- Type: Formation
- Underlies: Smeltertown Formation
- Overlies: Finlay Limestone
- Thickness: 53 feet (16 m)

Location
- Coordinates: 31°48′03″N 106°32′32″W﻿ / ﻿31.8008106°N 106.5422344°W
- Region: New Mexico
- Country: United States

Type section
- Named for: Rio Bravo del Norte (Rio Grande)
- Named by: W.S. Strain
- Year defined: 1976

= Del Norte Formation =

Geologic formation in New Mexico and Arizona

The Del Norte Formation is a geologic formation in Mexico, New Mexico and Texas near the city of El Paso. It preserves fossils dating back to the early Cretaceous period.

==Description==
The formation is divided into two informal members.
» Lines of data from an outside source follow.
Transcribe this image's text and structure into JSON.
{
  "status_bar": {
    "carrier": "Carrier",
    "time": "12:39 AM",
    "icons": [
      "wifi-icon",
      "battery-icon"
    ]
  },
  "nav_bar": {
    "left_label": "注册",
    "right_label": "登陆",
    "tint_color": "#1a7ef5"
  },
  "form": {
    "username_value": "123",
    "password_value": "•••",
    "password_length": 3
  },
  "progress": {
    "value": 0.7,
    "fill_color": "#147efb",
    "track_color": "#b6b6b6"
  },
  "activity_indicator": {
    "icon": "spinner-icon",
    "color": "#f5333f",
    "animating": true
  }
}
The lower member is mostly calcareous shale with some interbedded fine sandstone and nodular limestone, while the upper member is fossiliferous medium-gray limestone interbedded with tan shale. The two sections are 44 feet and 12.5 feet thick. The formation lies conformably on the Finlay Limestone and is conformably overlain by the Smeltertown Formation. The base of the formation is a prominent 0.1 meters ferruginous sandstone bed that is in sharp contact with the limy mudstone of the underlying Finlay Limestone.

==Fossils==
The formation contains fossils characteristic of the Albian age. These include bivalves such as grapheids, exogyrids, pectens, and oysters; gastropods; spatangoid echinoderms; ammonoids; corals; sponges; and serpulid worms. Small fossils include dasycladacean algae, ostracods, foraminiferans, echinoderms, and serpulids. Ammonites are present that are characteristic of the Albian.

==History of investigation==
The formation was first defined by W.S. Strain in 1976, who named it after the Rio Bravo del Norte (Rio Grande).